Given an index k, return the kth row of the Pascal's triangle.

For example, given k = 3,
Return [1,3,3,1].

Note: Could you optimize your algorithm to use only O(k) extra space?

解题思路：

题目参考见 Q118 Pascal's Triangle

要求空间复杂度为O(k)，所以构造一半。最后根据奇、偶行构造完整的返回值。
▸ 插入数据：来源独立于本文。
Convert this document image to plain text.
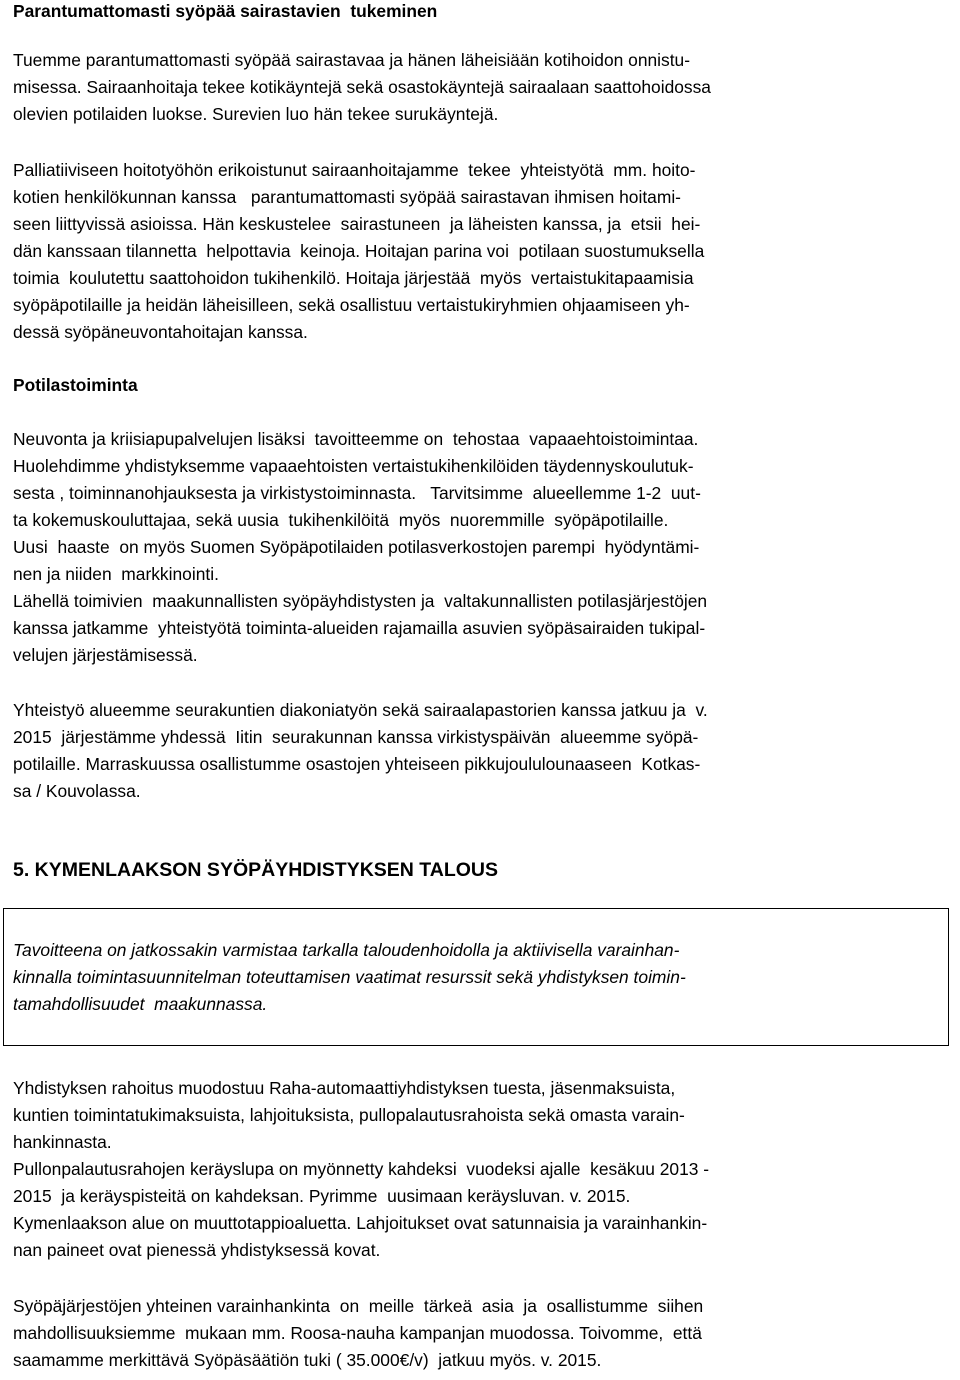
Parantumattomasti syöpää sairastavien  tukeminen
Tuemme parantumattomasti syöpää sairastavaa ja hänen läheisiään kotihoidon onnistu-
misessa. Sairaanhoitaja tekee kotikäyntejä sekä osastokäyntejä sairaalaan saattohoidossa
olevien potilaiden luokse. Surevien luo hän tekee surukäyntejä.
Palliatiiviseen hoitotyöhön erikoistunut sairaanhoitajamme  tekee  yhteistyötä  mm. hoito-
kotien henkilökunnan kanssa   parantumattomasti syöpää sairastavan ihmisen hoitami-
seen liittyvissä asioissa. Hän keskustelee  sairastuneen  ja läheisten kanssa, ja  etsii  hei-
dän kanssaan tilannetta  helpottavia  keinoja. Hoitajan parina voi  potilaan suostumuksella
toimia  koulutettu saattohoidon tukihenkilö. Hoitaja järjestää  myös  vertaistukitapaamisia
syöpäpotilaille ja heidän läheisilleen, sekä osallistuu vertaistukiryhmien ohjaamiseen yh-
dessä syöpäneuvontahoitajan kanssa.
Potilastoiminta
Neuvonta ja kriisiapupalvelujen lisäksi  tavoitteemme on  tehostaa  vapaaehtoistoimintaa.
Huolehdimme yhdistyksemme vapaaehtoisten vertaistukihenkilöiden täydennyskoulutuk-
sesta , toiminnanohjauksesta ja virkistystoiminnasta.   Tarvitsimme  alueellemme 1-2  uut-
ta kokemuskouluttajaa, sekä uusia  tukihenkilöitä  myös  nuoremmille  syöpäpotilaille.
Uusi  haaste  on myös Suomen Syöpäpotilaiden potilasverkostojen parempi  hyödyntämi-
nen ja niiden  markkinointi.
Lähellä toimivien  maakunnallisten syöpäyhdistysten ja  valtakunnallisten potilasjärjestöjen
kanssa jatkamme  yhteistyötä toiminta-alueiden rajamailla asuvien syöpäsairaiden tukipal-
velujen järjestämisessä.
Yhteistyö alueemme seurakuntien diakoniatyön sekä sairaalapastorien kanssa jatkuu ja  v.
2015  järjestämme yhdessä  Iitin  seurakunnan kanssa virkistyspäivän  alueemme syöpä-
potilaille. Marraskuussa osallistumme osastojen yhteiseen pikkujoululounaaseen  Kotkas-
sa / Kouvolassa.
5. KYMENLAAKSON SYÖPÄYHDISTYKSEN TALOUS
Tavoitteena on jatkossakin varmistaa tarkalla taloudenhoidolla ja aktiivisella varainhan-
kinnalla toimintasuunnitelman toteuttamisen vaatimat resurssit sekä yhdistyksen toimin-
tamahdollisuudet  maakunnassa.
Yhdistyksen rahoitus muodostuu Raha-automaattiyhdistyksen tuesta, jäsenmaksuista,
kuntien toimintatukimaksuista, lahjoituksista, pullopalautusrahoista sekä omasta varain-
hankinnasta.
Pullonpalautusrahojen keräyslupa on myönnetty kahdeksi  vuodeksi ajalle  kesäkuu 2013 -
2015  ja keräyspisteitä on kahdeksan. Pyrimme  uusimaan keräysluvan. v. 2015.
Kymenlaakson alue on muuttotappioaluetta. Lahjoitukset ovat satunnaisia ja varainhankin-
nan paineet ovat pienessä yhdistyksessä kovat.
Syöpäjärjestöjen yhteinen varainhankinta  on  meille  tärkeä  asia  ja  osallistumme  siihen
mahdollisuuksiemme  mukaan mm. Roosa-nauha kampanjan muodossa. Toivomme,  että
saamamme merkittävä Syöpäsäätiön tuki ( 35.000€/v)  jatkuu myös. v. 2015.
思路一样，即第k行的数是由第k-1行的数得到的，因此循环构造即可。

Python实现：

class Solution:
    def getRow(self, rowIndex):
        """
        :type rowIndex: int
        :rtype: List[int]
        """
        if rowIndex < 0:
            return []
        rlist = []
        rlist.append(1)
        i = 1
        while i <= rowIndex:
            j = len(rlist) - 1
            while j > 0:   # 构造下一个列表元素
                rlist[j] = rlist[j] + rlist[j-1]
                j -= 1
            if i % 2 == 1:   # 如果是奇数行，需要加一个元素
                rlist.append(rlist[-1])
            i += 1
        # 构造另一半
        if rowIndex % 2 == 1:   # 如将 [1,3,3] 变成 [1,3,3,1]
            rlist.extend(rlist[-3::-1])
        else:    # 如将 [1,4,6] 变成 [1,4,6,4,1]
            rlist.extend(rlist[-2::-1])  
        return rlist

a = 3
b = Solution()
print(b.getRow(a))  # [1,3,3,1]